Mr. Curry and his wife, Eula Mae, moved from New Mexico to Colleyville in 1983 to be near their son, Grady Bryant, and his family. "We're originally from Carlsbad," Bryant said. "They came out here so they could be with us."

Within a year, the retired mining company controller became integral to the fledgling Colleyville chamber, Marshall said. Whether he was helping with its taxes or assisting people who came to the office with questions, he was an indispensable presence, Marshall said.

Mr. Curry helped the chamber with accounting and budgeting, calling on his decades of experience at Southwest Potash Mines and as a liaison between the New Mexico and New York offices of American Metal Climax, said Carolyn Sims, who succeeded Marshall as chamber president.

But he earned his nickname with his personality, memory and research prowess.

"He was connected with people," Sims said. "He either had the answers or helped me find the answers when I had questions about Colleyville.

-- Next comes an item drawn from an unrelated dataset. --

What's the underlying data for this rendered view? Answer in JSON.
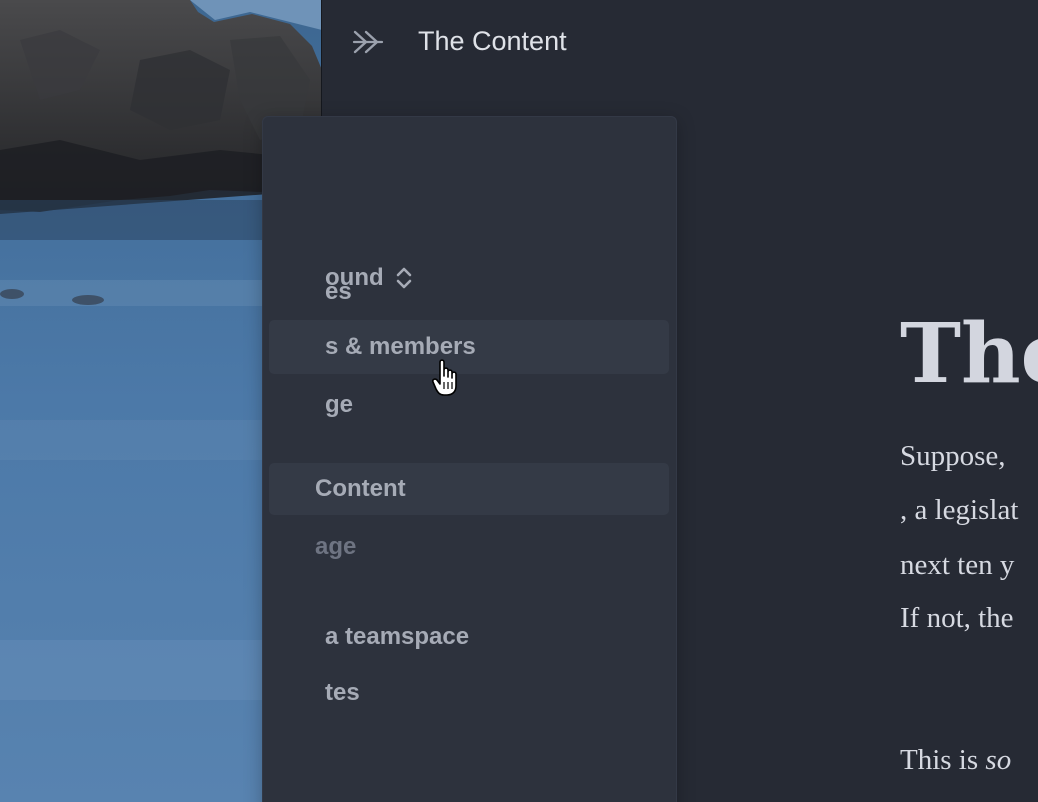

He was the ultimate ambassador for the city and the chamber and gave so much of his time that it was amazing."

He was named Citizen of the Year in 1997 and Volunteer of the Year in 2007. He remained active with the chamber and was a member of the board until 2009.

Mr. Curry was born June 17, 1919, in El Dorado, Ark., to Charlie and Ora Curry. Military documents indicate that Mr. Curry was a World War II veteran who served from Oct. 31, 1942, to Dec. 1, 1945, as a supply technician in the Army Air Forces.

Bryant said Mr. Curry was driven to serve.

"He didn't do anything but work all his life," he said. "He always wanted to volunteer and do things for people."

In addition to his wife and son, other survivors include a nephew and a brother-in-law.